After pulling in $28 million at the worldwide box office this month, director (and star) Dev Patel’s critically acclaimed action-thriller Monkey Man is now available to watch at home.

You can rent Monkey Man for $19.99 or digitally purchase the film for $24.99!

Monkey Man is currently 88% Fresh on Rotten Tomatoes, with Bloody Disgusting’s head critic Meagan Navarro awarding the film 4.5/5 stars in her review out of SXSW back in March.

Meagan raves, “While the violence onscreen is palpable and painful, it’s not just the exquisite fight choreography and thrilling action set pieces that set Monkey Man apart but also its political consciousness, unique narrative structure, and myth-making scale.”

“While Monkey Man pays tribute to all of the action genre’s greats, from the Indonesian action classics to Korean revenge cinema and even a John Wick joke or two, Dev Patel’s cultural spin and unique narrative structure leave behind all influences in the dust for new terrain,” Meagan’s review continues.

She adds, “Monkey Man presents Dev Patel as a new action hero, a tenacious underdog with a penetrating stare who bites, bludgeons, and stabs his way through bodies to gloriously bloody excess. More excitingly, the film introduces Patel as a strong visionary right out of the gate.”
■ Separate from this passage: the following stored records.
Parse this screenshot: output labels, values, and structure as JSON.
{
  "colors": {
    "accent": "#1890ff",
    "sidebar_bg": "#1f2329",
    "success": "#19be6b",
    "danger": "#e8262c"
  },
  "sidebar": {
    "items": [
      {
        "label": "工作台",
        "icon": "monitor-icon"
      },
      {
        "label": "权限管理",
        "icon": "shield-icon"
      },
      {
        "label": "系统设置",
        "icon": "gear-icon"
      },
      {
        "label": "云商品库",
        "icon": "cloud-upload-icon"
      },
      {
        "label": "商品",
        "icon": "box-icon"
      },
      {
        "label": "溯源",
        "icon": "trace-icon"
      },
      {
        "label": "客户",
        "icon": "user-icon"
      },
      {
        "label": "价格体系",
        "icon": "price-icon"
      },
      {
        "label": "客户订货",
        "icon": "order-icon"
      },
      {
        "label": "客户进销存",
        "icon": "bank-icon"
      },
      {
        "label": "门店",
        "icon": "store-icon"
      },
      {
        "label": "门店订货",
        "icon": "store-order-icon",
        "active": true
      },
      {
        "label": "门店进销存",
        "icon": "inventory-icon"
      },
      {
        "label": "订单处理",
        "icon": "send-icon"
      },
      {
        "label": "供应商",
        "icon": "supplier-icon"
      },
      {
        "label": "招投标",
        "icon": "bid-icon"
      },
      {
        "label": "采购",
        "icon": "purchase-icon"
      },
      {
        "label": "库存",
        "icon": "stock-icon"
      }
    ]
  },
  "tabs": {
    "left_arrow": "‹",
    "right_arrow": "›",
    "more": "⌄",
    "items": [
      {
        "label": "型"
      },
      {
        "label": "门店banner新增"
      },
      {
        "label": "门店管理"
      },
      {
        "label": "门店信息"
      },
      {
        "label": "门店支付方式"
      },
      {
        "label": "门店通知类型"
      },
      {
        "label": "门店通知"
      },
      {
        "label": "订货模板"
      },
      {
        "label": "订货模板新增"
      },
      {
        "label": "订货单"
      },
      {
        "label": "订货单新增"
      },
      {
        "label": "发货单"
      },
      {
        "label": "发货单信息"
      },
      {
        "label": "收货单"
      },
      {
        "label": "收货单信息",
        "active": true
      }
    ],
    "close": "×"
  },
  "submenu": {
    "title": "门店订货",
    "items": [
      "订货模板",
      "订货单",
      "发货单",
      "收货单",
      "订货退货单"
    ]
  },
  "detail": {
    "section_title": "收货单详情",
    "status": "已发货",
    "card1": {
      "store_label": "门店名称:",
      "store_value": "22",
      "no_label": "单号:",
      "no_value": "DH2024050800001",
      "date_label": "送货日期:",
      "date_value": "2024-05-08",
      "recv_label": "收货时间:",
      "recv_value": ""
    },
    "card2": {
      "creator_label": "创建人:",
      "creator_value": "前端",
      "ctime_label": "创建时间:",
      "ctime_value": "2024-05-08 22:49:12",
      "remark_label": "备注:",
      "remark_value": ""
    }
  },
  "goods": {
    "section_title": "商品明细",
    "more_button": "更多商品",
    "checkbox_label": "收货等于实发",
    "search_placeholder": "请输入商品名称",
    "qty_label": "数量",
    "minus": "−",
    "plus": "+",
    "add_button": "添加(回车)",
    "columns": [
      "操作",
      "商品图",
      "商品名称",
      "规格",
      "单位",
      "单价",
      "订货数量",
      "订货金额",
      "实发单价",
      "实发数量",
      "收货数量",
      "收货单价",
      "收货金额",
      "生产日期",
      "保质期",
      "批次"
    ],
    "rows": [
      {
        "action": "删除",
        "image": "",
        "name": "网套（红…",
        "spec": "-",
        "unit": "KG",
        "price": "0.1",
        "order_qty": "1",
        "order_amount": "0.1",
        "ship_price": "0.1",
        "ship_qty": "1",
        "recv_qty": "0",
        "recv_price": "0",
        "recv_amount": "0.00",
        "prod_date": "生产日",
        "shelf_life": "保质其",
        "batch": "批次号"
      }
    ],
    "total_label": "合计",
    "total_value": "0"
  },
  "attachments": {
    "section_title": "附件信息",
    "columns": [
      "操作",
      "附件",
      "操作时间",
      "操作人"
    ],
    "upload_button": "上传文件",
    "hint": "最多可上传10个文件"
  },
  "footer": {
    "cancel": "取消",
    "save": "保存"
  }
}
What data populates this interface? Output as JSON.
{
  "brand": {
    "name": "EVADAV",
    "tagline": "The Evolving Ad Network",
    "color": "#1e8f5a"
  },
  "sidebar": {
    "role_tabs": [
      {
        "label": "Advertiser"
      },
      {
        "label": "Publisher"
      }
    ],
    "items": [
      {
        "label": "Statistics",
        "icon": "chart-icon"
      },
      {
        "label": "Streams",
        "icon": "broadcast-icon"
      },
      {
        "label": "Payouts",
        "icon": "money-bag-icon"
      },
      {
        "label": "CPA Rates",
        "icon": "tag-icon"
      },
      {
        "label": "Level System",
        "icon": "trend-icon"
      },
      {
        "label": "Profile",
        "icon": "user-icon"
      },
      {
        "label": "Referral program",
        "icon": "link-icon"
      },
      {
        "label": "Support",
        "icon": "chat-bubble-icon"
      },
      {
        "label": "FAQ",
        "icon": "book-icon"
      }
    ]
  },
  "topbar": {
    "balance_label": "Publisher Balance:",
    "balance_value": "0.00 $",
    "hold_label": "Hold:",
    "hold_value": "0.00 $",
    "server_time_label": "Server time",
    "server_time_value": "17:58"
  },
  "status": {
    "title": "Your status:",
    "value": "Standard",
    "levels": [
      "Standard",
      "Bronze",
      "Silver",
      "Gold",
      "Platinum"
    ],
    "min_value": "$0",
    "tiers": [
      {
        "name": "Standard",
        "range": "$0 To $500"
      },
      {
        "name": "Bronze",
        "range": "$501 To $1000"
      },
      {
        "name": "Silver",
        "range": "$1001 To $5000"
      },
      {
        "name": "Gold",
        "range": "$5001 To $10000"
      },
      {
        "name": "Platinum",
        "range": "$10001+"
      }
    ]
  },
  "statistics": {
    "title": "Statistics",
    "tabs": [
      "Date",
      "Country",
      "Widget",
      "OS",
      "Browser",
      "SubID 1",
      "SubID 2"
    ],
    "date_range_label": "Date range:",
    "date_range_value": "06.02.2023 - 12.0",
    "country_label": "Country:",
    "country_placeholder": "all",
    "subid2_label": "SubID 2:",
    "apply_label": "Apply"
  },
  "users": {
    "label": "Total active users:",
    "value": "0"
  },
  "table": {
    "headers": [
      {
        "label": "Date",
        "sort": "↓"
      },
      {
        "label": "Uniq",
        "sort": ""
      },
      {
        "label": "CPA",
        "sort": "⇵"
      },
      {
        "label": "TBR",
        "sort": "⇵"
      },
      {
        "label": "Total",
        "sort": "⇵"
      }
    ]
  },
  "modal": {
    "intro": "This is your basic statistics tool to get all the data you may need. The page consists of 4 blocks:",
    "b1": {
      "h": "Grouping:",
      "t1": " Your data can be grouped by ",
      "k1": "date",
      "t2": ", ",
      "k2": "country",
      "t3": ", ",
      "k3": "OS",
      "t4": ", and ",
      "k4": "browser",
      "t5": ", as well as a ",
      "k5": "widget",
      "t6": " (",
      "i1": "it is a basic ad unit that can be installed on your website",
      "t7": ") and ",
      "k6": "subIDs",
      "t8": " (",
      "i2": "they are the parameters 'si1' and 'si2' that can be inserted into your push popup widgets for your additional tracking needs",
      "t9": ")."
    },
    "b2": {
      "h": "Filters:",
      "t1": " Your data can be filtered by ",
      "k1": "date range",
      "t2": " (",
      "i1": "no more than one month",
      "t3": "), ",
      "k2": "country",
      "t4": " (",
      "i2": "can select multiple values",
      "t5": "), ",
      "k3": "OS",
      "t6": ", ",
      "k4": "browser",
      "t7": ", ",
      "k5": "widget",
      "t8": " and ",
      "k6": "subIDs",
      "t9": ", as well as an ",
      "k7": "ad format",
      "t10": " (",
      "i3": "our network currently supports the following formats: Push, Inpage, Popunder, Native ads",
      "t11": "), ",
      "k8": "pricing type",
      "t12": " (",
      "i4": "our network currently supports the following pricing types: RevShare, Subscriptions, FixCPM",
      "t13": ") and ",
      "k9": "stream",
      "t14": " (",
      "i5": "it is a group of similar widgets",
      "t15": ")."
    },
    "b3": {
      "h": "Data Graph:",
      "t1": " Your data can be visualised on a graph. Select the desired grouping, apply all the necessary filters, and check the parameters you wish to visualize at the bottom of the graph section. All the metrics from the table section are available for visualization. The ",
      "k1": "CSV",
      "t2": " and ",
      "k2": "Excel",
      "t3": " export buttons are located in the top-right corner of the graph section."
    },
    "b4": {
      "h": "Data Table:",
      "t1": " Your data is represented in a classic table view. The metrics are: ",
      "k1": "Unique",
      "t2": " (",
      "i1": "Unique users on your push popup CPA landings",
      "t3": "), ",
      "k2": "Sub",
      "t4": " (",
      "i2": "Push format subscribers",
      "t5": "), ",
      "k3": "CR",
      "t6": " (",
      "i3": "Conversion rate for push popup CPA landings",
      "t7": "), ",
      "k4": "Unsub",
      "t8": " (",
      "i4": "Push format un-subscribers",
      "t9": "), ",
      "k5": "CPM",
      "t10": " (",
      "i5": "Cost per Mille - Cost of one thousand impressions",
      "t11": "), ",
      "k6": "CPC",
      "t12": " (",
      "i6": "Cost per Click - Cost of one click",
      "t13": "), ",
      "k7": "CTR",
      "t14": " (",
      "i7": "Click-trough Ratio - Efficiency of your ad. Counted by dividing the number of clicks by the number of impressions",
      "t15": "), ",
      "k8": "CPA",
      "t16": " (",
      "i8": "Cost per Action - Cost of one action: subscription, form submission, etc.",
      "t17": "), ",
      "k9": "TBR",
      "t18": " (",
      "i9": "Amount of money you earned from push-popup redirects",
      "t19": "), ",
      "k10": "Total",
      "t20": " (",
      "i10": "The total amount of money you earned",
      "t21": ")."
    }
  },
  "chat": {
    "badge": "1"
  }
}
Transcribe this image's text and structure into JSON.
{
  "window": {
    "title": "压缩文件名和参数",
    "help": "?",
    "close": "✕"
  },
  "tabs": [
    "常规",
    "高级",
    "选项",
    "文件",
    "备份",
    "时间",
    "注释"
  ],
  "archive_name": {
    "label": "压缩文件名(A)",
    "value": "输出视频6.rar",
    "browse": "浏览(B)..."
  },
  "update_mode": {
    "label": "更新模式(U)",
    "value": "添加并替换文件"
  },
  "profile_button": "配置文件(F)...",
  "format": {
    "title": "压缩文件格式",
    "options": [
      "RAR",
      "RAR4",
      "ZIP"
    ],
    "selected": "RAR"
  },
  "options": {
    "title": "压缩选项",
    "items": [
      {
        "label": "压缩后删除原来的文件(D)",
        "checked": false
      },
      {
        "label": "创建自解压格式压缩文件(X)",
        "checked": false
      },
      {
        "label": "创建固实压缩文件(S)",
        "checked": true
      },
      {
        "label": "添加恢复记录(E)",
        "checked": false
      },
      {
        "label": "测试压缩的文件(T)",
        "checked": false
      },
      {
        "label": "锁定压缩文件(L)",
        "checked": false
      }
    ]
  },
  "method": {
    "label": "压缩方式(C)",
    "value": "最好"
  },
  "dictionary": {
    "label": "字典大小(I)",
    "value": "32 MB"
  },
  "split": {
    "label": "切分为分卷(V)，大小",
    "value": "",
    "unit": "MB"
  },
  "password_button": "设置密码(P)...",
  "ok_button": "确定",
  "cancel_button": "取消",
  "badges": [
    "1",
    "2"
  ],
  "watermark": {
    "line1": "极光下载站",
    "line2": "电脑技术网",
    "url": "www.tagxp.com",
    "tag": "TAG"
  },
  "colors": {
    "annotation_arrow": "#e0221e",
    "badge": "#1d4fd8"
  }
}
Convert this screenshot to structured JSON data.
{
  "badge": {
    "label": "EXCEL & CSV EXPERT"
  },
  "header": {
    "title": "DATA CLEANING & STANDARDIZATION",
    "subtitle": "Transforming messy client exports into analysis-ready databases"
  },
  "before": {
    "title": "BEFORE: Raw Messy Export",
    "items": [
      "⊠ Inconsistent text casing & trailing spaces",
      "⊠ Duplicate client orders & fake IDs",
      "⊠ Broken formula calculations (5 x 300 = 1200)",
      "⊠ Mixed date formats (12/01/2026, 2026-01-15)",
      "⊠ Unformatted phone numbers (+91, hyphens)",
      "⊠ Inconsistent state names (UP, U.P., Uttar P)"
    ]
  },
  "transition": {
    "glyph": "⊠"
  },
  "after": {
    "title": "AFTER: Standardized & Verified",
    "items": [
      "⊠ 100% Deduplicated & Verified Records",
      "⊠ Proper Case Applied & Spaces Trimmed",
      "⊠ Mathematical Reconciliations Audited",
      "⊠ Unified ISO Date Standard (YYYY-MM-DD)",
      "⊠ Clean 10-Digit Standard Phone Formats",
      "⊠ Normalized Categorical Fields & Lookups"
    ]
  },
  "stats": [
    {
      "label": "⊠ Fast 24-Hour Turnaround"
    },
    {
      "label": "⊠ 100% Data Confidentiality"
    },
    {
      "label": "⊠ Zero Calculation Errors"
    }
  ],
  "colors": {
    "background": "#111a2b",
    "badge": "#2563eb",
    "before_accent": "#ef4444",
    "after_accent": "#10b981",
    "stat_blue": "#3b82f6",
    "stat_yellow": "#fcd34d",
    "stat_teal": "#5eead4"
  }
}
Inspired by the legend of Hanuman, Monkey Man stars Patel as Kid, an anonymous young man who ekes out a meager living in an underground fight club where, night after night, wearing a gorilla mask, he is beaten bloody by more popular fighters for cash. After years of suppressed rage, Kid discovers a way to infiltrate the enclave of the city’s sinister elite. As his childhood trauma boils over, his mysteriously scarred hands unleash an explosive campaign of retribution to settle the score with the men who took everything from him.

Monkey Man is produced by Jordan Peele’s Monkeypaw Productions.